Suatu ketika, ia memergoki salah satu pasangan tidak sah dan mengembalikan uang mereka saat mereka hendak check-in.
“Uang itu belum saya terima, semua di sistem,” ujar Agnes.
Namun, pasangan muda-mudi tersebut tetap meminta uang mereka dikembalikan.
“Baiklah,” kata Agnes, “saya kembalikan, meskipun uangnya di sistem (platform booking online) belum dicairkan.”
Agnes berpikir, “Saya akan mendapatkannya kembali besok meski dipotong 20%.”
Ternyata, perempuan dalam pasangan tersebut juga meminta refund melalui sistem, padahal dia sudah mendapatkan pengembalian uang tunai dari Agnes.
Bagaimana Agnes bisa mengatasi pelanggan yang menjengkelkan dan melewati masa-masa sulit tersebut?
Untuk menjawab pertanyaan ini, Agnes mengaku sudah terbiasa ‘jajan rohani’ lintas iman. Jadi, siapa pun dari latar belakang agama apa pun yang menyakitinya, Agnes tetap menghormati mereka.
“Saya menghormati Allah yang ada di hatinya,” tutur Agnes. “Meskipun dia berbuat yang menyakiti hati saya, saya percaya Allah ada di hatinya.”
“Setiap orang yang masuk ke sini, bagi saya, itu tamu Allah.”
Dengan bijaksana, ia menambahkan, “Allah itu tak terbatas; kita manusia yang sering mengkotak-kotakkan diri.”
Sinar matahari mulai terasa hangat di kulit, pertanda waktu yang semakin siang.

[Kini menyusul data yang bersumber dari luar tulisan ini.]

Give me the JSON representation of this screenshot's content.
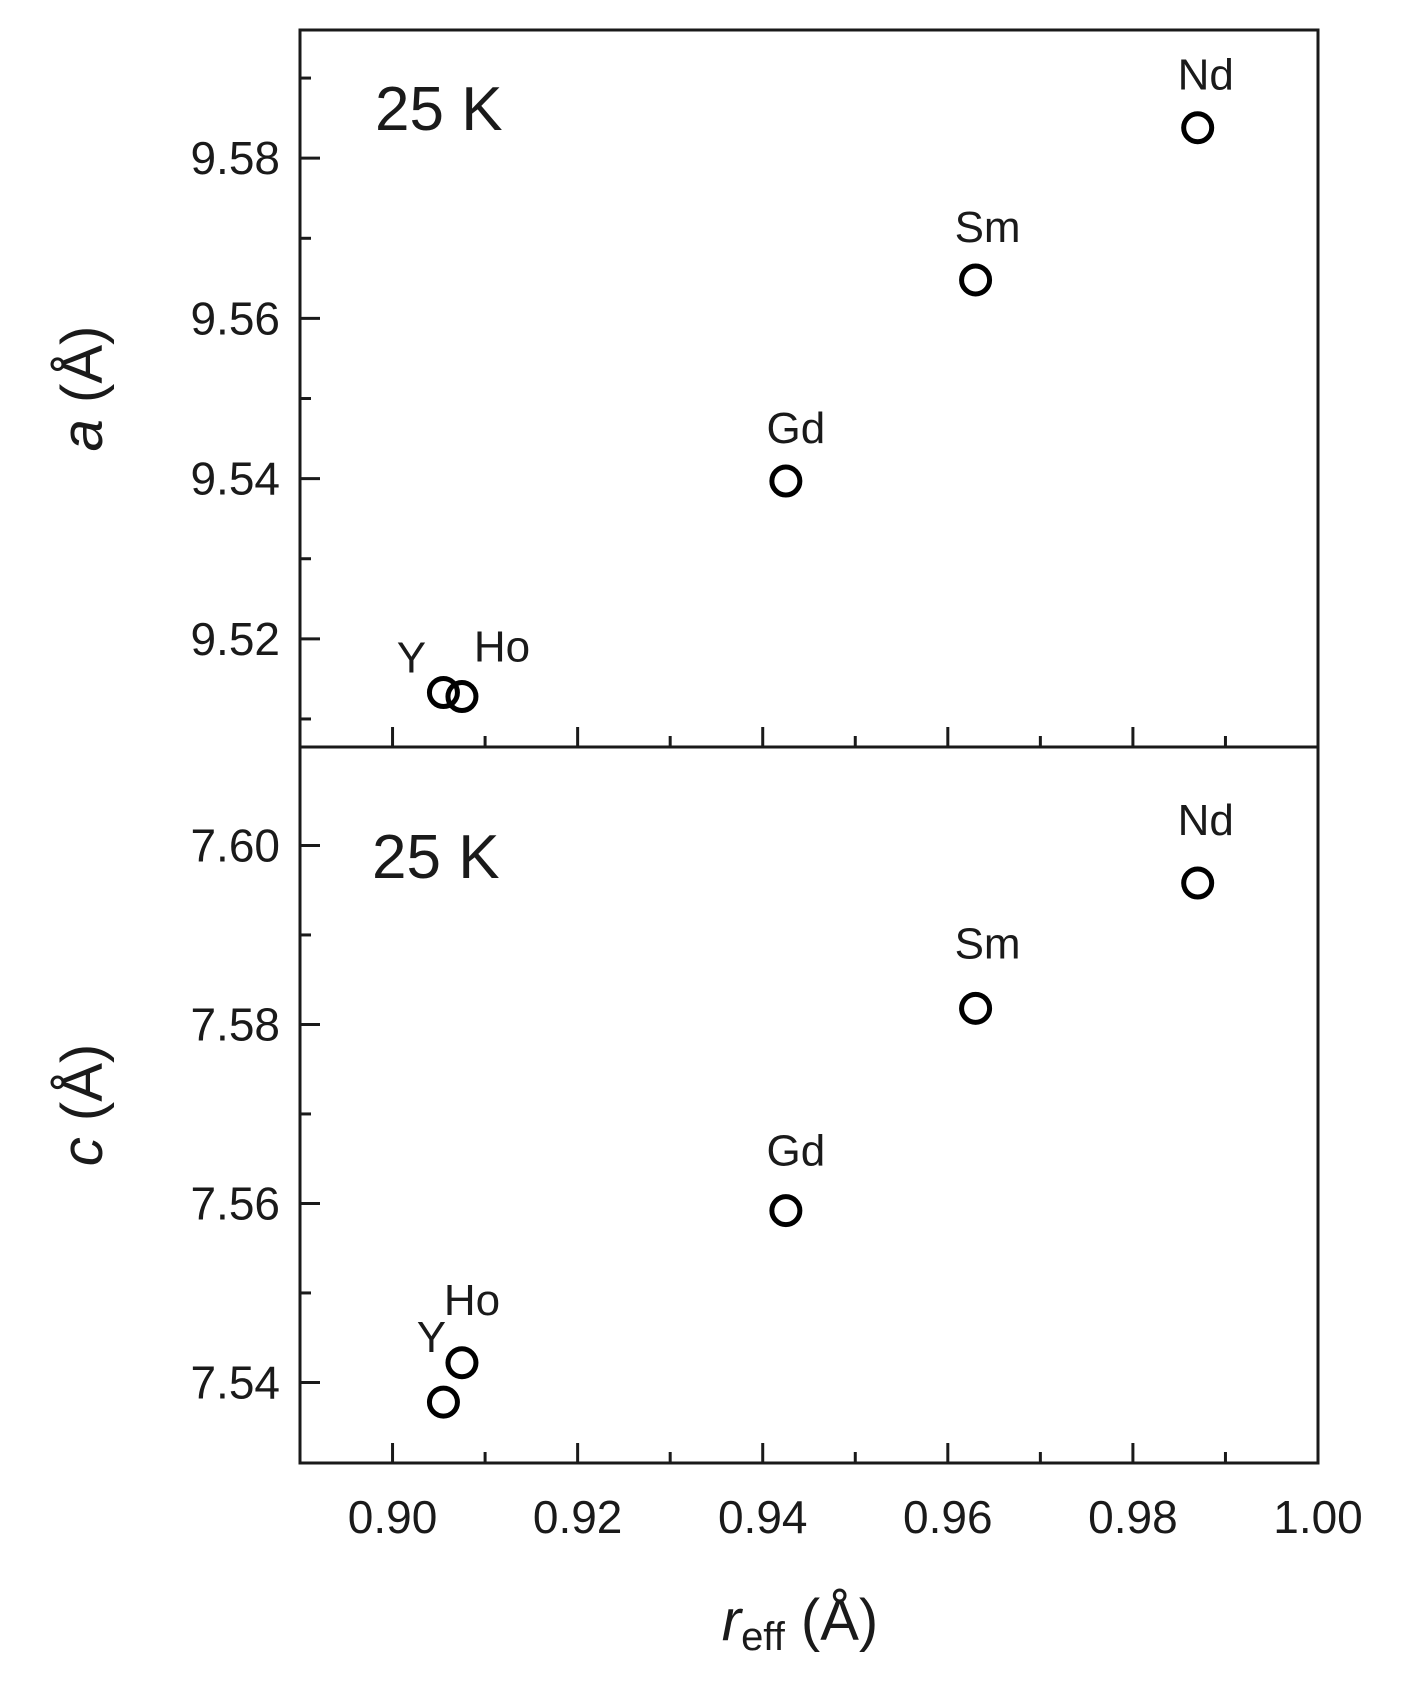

Dengan berat hati, saya pamit undur diri. Bincang inspiratif bersama Agnes hari ini sungguh membuka mata saya.
Jika semua penganut agama seperti Agnes yang penyayang, hidup kita akan jadi riang. Jika semua umat manusia seperti Agnes yang ‘berbudi Islami’, maka kehidupan bangsa kita akan bebas dari iri dengki dan caci maki.